El café es uno de los productos más icónicos y preciados de la cultura y la economía cubana. Desde su introducción, ha sido uno de los principales bienes exportados por la isla. Ya en 1830, Cuba se encontraba entre los principales países exportadores de café en el mundo, y en 1961 alcanzó su récord de producción con 60.000 toneladas. A partir de ese momento, sin embargo, la producción comenzó a declinar debido a diversos factores, entre ellos ambientales, sociales y económicos. En este contexto, los proyectos de cooperación han desempeñado un papel fundamental, con diferentes instituciones que, en el oriente cubano, se han comprometido a revitalizar y modernizar el sector cafetalero.
“Entre todos los proyectos de cooperación que hemos llevado a cabo en los últimos años, uno de los más relevantes es MásCafé —explica Pedro Pablo Henry Torriente, director del Instituto de Investigaciones Agro-Forestales (INAF)— financiado y liderado por la cooperación italiana en apoyo a una producción sostenible del café, con un enfoque que conjuga ciencia y agricultura sin dejar de lado la dimensión generacional y de género”.
Desde hace más de diez años, la producción de café representa uno de los principales desafíos para la cooperación italiana en Cuba, involucrando no solo al mundo científico y a los operadores agrícolas, sino también a actores privados del sector. El apoyo al sector, orientado a la recuperación de la producción y a la valorización del café mediante la adquisición de tecnologías e infraestructuras, no se ha limitado a un objetivo exclusivamente económico. La AICS (Agencia Italiana de Cooperación para el Desarrollo), en colaboración con el Ministerio de la Agricultura cubano, el equipo de investigación del Instituto de Investigaciones Agro-Forestales y el Grupo Empresarial Agroforestal (GAF), ha puesto en marcha un programa decenal de formación dirigido a todos los actores del café en el ámbito productivo, académico y científico, en 9 provincias del Oriente cubano.

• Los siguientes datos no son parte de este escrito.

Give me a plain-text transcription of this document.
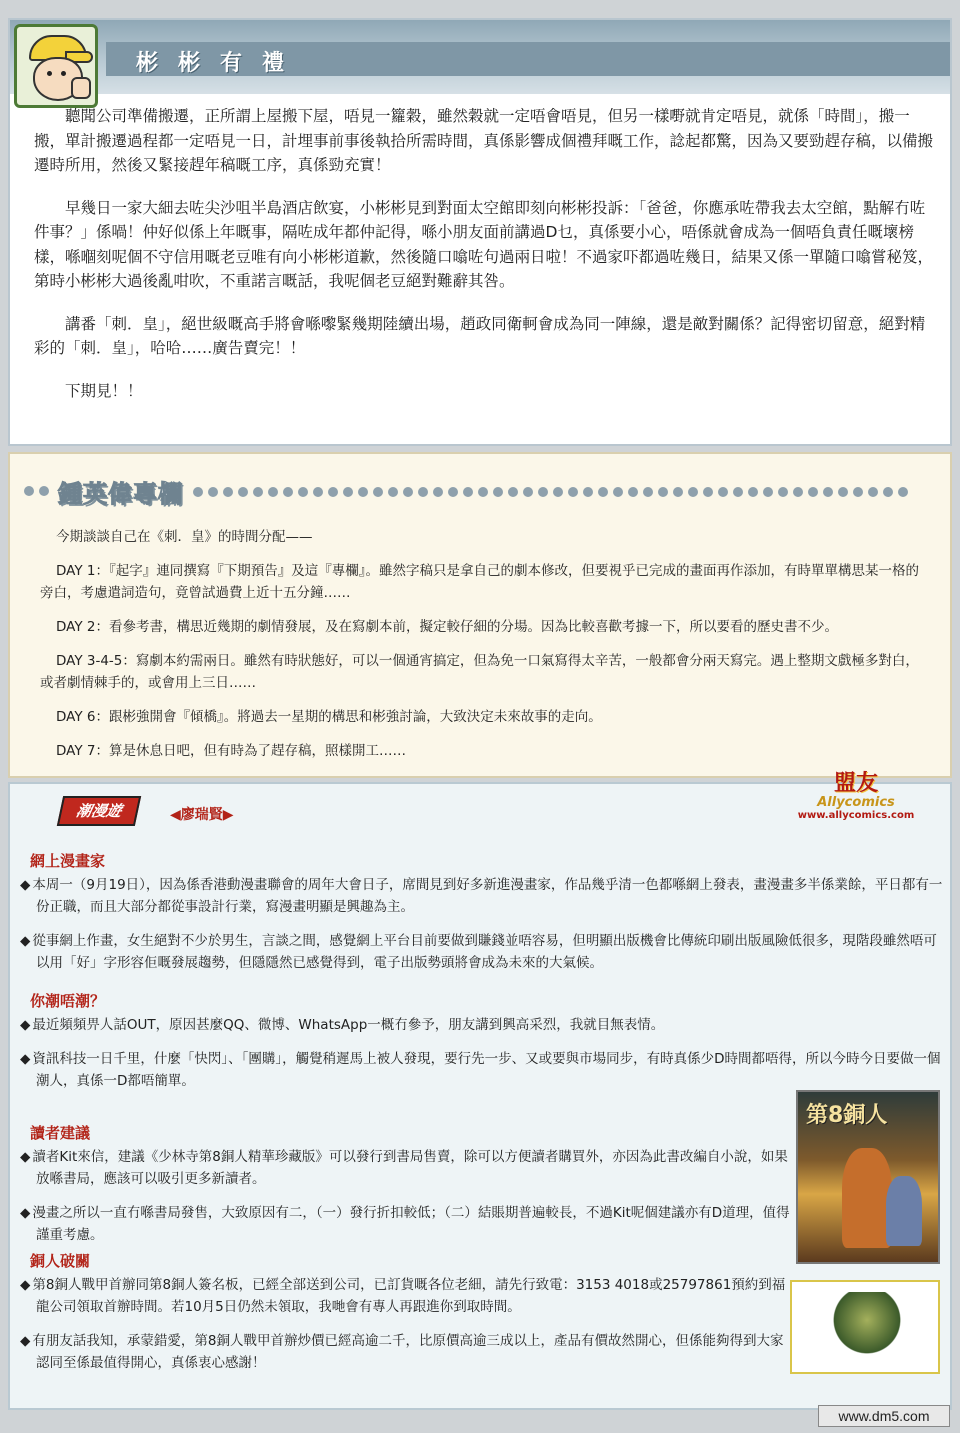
彬彬有禮

聽聞公司準備搬遷，正所謂上屋搬下屋，唔見一籮穀，雖然穀就一定唔會唔見，但另一樣嘢就肯定唔見，就係「時間」，搬一搬，單計搬遷過程都一定唔見一日，計埋事前事後執拾所需時間，真係影響成個禮拜嘅工作，諗起都驚，因為又要勁趕存稿，以備搬遷時所用，然後又緊接趕年稿嘅工序，真係勁充實！

早幾日一家大細去咗尖沙咀半島酒店飲宴，小彬彬見到對面太空館即刻向彬彬投訴：「爸爸，你應承咗帶我去太空館，點解冇咗件事？」係喎！仲好似係上年嘅事，隔咗成年都仲記得，喺小朋友面前講過D乜，真係要小心，唔係就會成為一個唔負責任嘅壞榜樣，喺嗰刻呢個不守信用嘅老豆唯有向小彬彬道歉，然後隨口噏咗句過兩日啦！不過家吓都過咗幾日，結果又係一單隨口噏嘗秘笈，第時小彬彬大過後亂咁吹，不重諾言嘅話，我呢個老豆絕對難辭其咎。

講番「刺．皇」，絕世級嘅高手將會喺嚟緊幾期陸續出場，趙政同衛軻會成為同一陣線，還是敵對關係？記得密切留意，絕對精彩的「刺．皇」，哈哈……廣告賣完！！

下期見！！

鍾英偉專欄

今期談談自己在《刺．皇》的時間分配——

DAY 1：『起字』連同撰寫『下期預告』及這『專欄』。雖然字稿只是拿自己的劇本修改，但要視乎已完成的畫面再作添加，有時單單構思某一格的旁白，考慮遣詞造句，竟曾試過費上近十五分鐘……

DAY 2：看參考書，構思近幾期的劇情發展，及在寫劇本前，擬定較仔細的分場。因為比較喜歡考據一下，所以要看的歷史書不少。

DAY 3-4-5：寫劇本約需兩日。雖然有時狀態好，可以一個通宵搞定，但為免一口氣寫得太辛苦，一般都會分兩天寫完。遇上整期文戲極多對白，或者劇情棘手的，或會用上三日……

DAY 6：跟彬強開會『傾橋』。將過去一星期的構思和彬強討論，大致決定未來故事的走向。

DAY 7：算是休息日吧，但有時為了趕存稿，照樣開工……

潮漫遊	◀廖瑞賢▶
盟友
Allycomics
www.allycomics.com
網上漫畫家
◆ 本周一（9月19日），因為係香港動漫畫聯會的周年大會日子，席間見到好多新進漫畫家，作品幾乎清一色都喺網上發表，畫漫畫多半係業餘，平日都有一份正職，而且大部分都從事設計行業，寫漫畫明顯是興趣為主。
◆ 從事網上作畫，女生絕對不少於男生，言談之間，感覺網上平台目前要做到賺錢並唔容易，但明顯出版機會比傳統印刷出版風險低很多，現階段雖然唔可以用「好」字形容佢嘅發展趨勢，但隱隱然已感覺得到，電子出版勢頭將會成為未來的大氣候。
你潮唔潮？
◆ 最近頻頻畀人話OUT，原因甚麼QQ、微博、WhatsApp一概冇參予，朋友講到興高采烈，我就目無表情。
◆ 資訊科技一日千里，什麼「快閃」、「團購」，觸覺稍遲馬上被人發現，要行先一步、又或要與市場同步，有時真係少D時間都唔得，所以今時今日要做一個潮人，真係一D都唔簡單。
讀者建議
◆ 讀者Kit來信，建議《少林寺第8銅人精華珍藏版》可以發行到書局售賣，除可以方便讀者購買外，亦因為此書改編自小說，如果放喺書局，應該可以吸引更多新讀者。
◆ 漫畫之所以一直冇喺書局發售，大致原因有二，（一）發行折扣較低；（二）結賬期普遍較長，不過Kit呢個建議亦有D道理，值得謹重考慮。
銅人破關
◆ 第8銅人戰甲首辦同第8銅人簽名板，已經全部送到公司，已訂貨嘅各位老細，請先行致電：3153 4018或25797861預約到福龍公司領取首辦時間。若10月5日仍然未領取，我哋會有專人再跟進你到取時間。
◆ 有朋友話我知，承蒙錯愛，第8銅人戰甲首辦炒價已經高逾二千，比原價高逾三成以上，產品有價故然開心，但係能夠得到大家認同至係最值得開心，真係衷心感謝！
第8銅人
www.dm5.com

Entre los objetivos formativos destaca el dedicado a la nueva generación de catadores de café, ya que muchos de los profesionales más experimentados se encuentran jubilados. El programa está formando a un grupo de 33 catadores, que ya ha participado en numerosas actividades en Costa Rica, Cuba, Colombia e Italia.

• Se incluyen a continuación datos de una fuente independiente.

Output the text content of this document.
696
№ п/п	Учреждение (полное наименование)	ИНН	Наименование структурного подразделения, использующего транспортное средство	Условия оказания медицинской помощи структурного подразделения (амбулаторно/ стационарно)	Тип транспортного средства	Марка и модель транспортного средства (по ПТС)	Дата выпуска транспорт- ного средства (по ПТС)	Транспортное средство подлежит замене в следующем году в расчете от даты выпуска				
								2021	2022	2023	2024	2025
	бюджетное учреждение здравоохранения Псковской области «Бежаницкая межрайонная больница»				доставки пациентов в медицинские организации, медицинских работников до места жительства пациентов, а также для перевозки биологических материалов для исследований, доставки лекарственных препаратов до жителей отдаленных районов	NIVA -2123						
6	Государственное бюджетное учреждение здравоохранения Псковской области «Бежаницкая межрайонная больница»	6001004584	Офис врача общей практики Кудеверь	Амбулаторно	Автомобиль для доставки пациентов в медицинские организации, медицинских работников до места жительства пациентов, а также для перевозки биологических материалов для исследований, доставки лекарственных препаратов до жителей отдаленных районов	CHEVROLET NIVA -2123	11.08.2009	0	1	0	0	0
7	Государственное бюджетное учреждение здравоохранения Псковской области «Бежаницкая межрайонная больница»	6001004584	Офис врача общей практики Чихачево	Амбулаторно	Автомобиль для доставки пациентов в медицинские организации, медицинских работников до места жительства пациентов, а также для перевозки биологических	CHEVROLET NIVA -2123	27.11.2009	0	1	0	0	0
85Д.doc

“La figura del catador es esencial, porque garantiza y acompaña la calidad del café en cada fase del proceso. Para mí, las capacitaciones del proyecto tienen un valor enorme, no solo por los conocimientos adquiridos, sino también porque nos permiten transmitir estos conocimientos a los productores, que son la base y el motor de la cadena del café. Esto contribuye no solo a aumentar los volúmenes de producción, sino, lo que quizás sea más importante, a mejorar de manera sostenible la calidad del café cubano”, subrayó George Rodríguez Suárez, analista del proceso del café del centro de procesamiento Alto Serra de Guantánamo.
Desde el punto de vista científico, el programa ha desarrollado importantes investigaciones para erradicar las plagas que amenazan la producción: se han reforzado los laboratorios y se han proporcionado herramientas, además de promover los injertos, lo que ha conllevado un aumento en los niveles de empleo de las mujeres en las comunidades de montaña (150 mujeres involucradas en los centros de producción de injertos).
En Cuba, la actividad cafetalera se desarrolla principalmente en las zonas montañosas, que son las áreas menos pobladas y con un desarrollo inferior al resto del país. En las montañas viven solo 700 mil personas: el 6% de la población total de la isla. En este contexto, la atención a los pequeños productores y a las pequeñas productoras es fundamental.
“En estos años, nosotras, las productoras, hemos aprendido mucho sobre prácticas agroecológicas a través de los espacios formativos ofrecidos por el proyecto MásCafé en los que hemos participado gracias a la AICS, y es realmente gratificante saber que las mujeres de las montañas no hemos sido olvidadas”, declaró María Elena Díaz Gómez, productora de Tercer Frente (Santiago de Cuba), durante un encuentro de capacitación.
Con más de 10.000 personas involucradas desde la base productiva, el proyecto MásCafé ha evolucionado de ser una simple iniciativa a un programa estructurado que ha contado con una inversión total de unos 4 millones de euros en los últimos 10 años, favoreciendo el diálogo entre el mundo de la ciencia y la producción, y alcanzando resultados concretos para la mejora de las condiciones de vida de las comunidades, la protección del medio ambiente y el bienestar del territorio. A pesar de mantener su enfoque principal en el café, MásCafé también ha promovido la diversificación de los cultivos autóctonos, un paso fundamental para garantizar la seguridad alimentaria y fortalecer la resiliencia ante el cambio climático. Solo en el último año, se han creado más de 280 huertos familiares, en los que se aplican prácticas agroecológicas para mejorar la sostenibilidad y la productividad local.